Anche il primo ministro Isa Mustafa durante il vertice di Triesta ha dichiarato che il Kosovo ha soddisfatto 94 dei 95 criteri richiesti, applicando solo la definizione della linea di confine con il Montenegro come criteri incompleti.
Ma a Bruxelles dicono diversamente. Maja Kocijanciq, portavoce dell'alto rappresentante per la politica estera e di sicurezza, Frederica Mighrini in risposta e-mail all'economia online, afferma che il Kosovo deve continuare a mostrare i risultati nella lotta contro la criminalità organizzata e la corruzione di alto livello.
Ha citato l'incontro del presidente Hashim Thaci con il capo della Commissione europea Jean Claude Juncker, dove è stato discusso circa il raggiungimento di questo criterio, ordinando che il lavoro nella lotta contro la criminalità organizzata e la corruzione deve continuare.
In un incontro con il presidente Thaci il 9 febbraio, il presidente Juncker ha elogiato i progressi compiuti dal Kosovo a questo proposito di recente, tra cui la raccolta di dati per casi di criminalità organizzata di alto livello e corruzione. Ma questo lavoro deve ancora continuare ad essere, ha ordinato.
Dice che il Kosovo ha cercato di minare la deregolamentazione del confine con lo stato confinante del Montenegro, ma senza successo. E questo sforzo viene valutato dall'UE.

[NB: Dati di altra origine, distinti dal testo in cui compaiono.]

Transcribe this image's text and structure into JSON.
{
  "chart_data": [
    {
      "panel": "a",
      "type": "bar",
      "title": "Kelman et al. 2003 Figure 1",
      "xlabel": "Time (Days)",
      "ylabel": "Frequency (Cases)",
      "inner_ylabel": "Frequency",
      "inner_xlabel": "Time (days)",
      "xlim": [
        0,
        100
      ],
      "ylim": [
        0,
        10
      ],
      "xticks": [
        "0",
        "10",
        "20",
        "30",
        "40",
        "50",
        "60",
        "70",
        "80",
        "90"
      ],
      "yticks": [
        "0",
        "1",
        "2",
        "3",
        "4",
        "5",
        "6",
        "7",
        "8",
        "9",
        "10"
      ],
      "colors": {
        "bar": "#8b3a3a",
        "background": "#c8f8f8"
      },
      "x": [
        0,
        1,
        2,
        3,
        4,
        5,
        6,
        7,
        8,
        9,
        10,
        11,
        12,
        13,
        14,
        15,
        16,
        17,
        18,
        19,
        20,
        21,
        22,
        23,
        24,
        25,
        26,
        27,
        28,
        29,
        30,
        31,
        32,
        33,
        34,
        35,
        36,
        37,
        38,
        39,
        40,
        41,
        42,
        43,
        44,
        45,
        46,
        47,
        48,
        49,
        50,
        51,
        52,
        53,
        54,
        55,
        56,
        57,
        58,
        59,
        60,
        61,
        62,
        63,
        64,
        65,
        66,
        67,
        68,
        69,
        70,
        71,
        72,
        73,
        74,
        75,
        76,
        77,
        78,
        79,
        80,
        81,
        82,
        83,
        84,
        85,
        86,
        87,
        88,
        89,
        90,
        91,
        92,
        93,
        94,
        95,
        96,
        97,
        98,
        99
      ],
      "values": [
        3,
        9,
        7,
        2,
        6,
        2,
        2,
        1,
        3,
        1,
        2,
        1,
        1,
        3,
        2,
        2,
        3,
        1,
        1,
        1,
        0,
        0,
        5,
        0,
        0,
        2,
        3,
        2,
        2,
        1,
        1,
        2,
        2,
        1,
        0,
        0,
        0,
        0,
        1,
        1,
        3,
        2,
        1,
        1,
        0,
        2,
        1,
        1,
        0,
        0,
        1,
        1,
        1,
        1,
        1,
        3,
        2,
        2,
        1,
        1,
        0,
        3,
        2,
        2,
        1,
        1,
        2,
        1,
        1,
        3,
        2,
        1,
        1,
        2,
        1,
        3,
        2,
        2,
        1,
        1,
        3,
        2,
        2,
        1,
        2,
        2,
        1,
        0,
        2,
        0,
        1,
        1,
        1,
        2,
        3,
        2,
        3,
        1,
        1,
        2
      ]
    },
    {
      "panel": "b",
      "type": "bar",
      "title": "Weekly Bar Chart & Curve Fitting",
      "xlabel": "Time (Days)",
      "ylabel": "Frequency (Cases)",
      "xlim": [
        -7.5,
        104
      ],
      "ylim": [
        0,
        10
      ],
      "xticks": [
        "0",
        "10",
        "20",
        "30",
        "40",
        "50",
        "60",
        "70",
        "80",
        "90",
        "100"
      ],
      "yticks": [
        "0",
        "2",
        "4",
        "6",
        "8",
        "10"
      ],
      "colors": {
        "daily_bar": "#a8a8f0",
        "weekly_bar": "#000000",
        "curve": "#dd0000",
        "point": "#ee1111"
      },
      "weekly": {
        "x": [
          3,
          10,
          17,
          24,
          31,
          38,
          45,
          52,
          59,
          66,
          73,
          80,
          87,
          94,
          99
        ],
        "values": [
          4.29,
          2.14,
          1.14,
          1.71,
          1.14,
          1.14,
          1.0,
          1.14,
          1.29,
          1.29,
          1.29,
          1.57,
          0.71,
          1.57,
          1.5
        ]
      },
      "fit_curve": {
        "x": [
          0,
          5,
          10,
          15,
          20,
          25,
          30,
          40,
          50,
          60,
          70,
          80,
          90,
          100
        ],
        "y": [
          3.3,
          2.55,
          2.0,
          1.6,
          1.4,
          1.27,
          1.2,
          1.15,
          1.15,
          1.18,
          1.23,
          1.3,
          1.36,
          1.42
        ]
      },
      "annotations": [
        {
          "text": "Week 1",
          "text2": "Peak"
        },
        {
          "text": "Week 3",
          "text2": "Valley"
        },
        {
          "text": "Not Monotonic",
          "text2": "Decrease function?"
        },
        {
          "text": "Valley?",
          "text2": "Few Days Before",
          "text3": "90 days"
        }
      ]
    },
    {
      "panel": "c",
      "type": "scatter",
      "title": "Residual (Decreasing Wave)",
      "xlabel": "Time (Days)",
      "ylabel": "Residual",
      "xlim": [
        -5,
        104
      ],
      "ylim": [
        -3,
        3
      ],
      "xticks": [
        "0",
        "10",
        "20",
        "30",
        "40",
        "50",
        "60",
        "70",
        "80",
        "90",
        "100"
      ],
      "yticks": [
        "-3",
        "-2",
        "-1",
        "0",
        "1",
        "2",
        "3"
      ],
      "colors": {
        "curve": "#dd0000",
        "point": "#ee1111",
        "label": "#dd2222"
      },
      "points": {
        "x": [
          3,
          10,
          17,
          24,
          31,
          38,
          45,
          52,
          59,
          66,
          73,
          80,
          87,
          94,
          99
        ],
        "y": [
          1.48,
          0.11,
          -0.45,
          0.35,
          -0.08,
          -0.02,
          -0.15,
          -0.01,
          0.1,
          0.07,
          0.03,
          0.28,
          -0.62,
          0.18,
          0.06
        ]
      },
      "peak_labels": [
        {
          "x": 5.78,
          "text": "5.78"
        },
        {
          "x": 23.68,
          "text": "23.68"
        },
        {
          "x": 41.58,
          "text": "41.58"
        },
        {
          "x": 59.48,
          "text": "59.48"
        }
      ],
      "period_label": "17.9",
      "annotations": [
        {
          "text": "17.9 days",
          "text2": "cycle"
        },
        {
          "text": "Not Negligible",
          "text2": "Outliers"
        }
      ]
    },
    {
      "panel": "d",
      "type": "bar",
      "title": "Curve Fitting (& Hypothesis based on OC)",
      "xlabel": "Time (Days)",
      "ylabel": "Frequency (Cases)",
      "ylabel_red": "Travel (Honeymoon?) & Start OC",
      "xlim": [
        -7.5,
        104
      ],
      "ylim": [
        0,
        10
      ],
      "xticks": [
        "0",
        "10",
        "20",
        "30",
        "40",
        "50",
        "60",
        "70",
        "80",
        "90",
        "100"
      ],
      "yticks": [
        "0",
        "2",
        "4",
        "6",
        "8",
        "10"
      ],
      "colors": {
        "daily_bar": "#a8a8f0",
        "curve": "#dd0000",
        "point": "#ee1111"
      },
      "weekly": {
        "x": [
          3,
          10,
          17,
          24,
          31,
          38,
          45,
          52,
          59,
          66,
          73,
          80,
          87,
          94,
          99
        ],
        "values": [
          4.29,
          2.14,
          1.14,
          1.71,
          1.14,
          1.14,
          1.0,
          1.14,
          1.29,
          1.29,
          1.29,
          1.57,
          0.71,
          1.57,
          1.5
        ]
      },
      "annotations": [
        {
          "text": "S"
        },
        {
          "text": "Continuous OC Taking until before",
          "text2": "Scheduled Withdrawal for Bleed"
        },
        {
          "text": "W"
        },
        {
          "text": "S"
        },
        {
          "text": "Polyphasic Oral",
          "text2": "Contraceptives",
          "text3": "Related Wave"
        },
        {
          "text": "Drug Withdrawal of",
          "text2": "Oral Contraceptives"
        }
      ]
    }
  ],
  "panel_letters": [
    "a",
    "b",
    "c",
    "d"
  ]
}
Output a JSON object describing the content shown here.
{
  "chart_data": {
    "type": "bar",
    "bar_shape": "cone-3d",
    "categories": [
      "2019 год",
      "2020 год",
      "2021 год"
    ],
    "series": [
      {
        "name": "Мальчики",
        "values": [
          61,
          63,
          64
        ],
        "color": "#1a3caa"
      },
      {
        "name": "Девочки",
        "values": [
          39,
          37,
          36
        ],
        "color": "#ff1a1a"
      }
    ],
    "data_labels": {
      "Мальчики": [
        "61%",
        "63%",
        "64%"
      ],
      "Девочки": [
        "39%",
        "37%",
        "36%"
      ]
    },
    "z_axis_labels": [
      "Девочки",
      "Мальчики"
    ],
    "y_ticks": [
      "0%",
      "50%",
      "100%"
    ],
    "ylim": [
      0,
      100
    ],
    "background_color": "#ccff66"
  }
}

La commissione riconosce anche gli sforzi compiuti dal Kosovo per ratificare l'accordo di demarcazione dei confini con il Montenegro. Come previsto dalla proposta del Consiglio di maggio 2016, la ratifica di questo accordo è uno dei requisiti per la liberalizzazione dei visti
Anche se il primo ministro Mustafa si riferisce solo alla demarcazione come condizione, la portavoce dell'UE dice che il primo ministro in carica, in aprile, è diventato chiaro alle cose che attendono Kosovars di muoversi senza visto nell'area Schengen.
“Il commissario Avramopoulos ha incontrato il primo ministro Mustafa il 25 aprile per discutere i passi finali necessari per soddisfare i restanti criteri di dialogo per la liberalizzazione dei visti con il Kosovo
Secondo Kocijancic, la Commissione è pienamente consapevole dell'importanza della liberalizzazione dei visti per il popolo del Kosovo, ma questo rimane nelle mani delle istituzioni locali.
La Commissione europea ha già dato una raccomandazione formale per l'abolizione dei visti per il Kosovo, ma con due ulteriori condizioni, la demarcazione con il Montenegro e la lotta contro la criminalità organizzata e la corruzione. Dopo che le istituzioni del Kosovo soddisfano queste condizioni il Consiglio dell'Unione europea, dove i ministri degli interni degli Stati membri qualificati devono dire sì alla liberalizzazione. Il Parlamento europeo deve fare lo stesso.
Una volta approvata la proposta dal Consiglio europeo e dal Parlamento, i kosovari con passaporti biometrici non avranno più bisogno di visti quando viaggiano per brevi soggiorni fino a 90 giorni negli Stati membri dell'UE, tranne l'Irlanda e la Gran Bretagna, così come quattro paesi Schengen associati che sono: Islanda, Liechtenstein, Norvegia e Svizzera.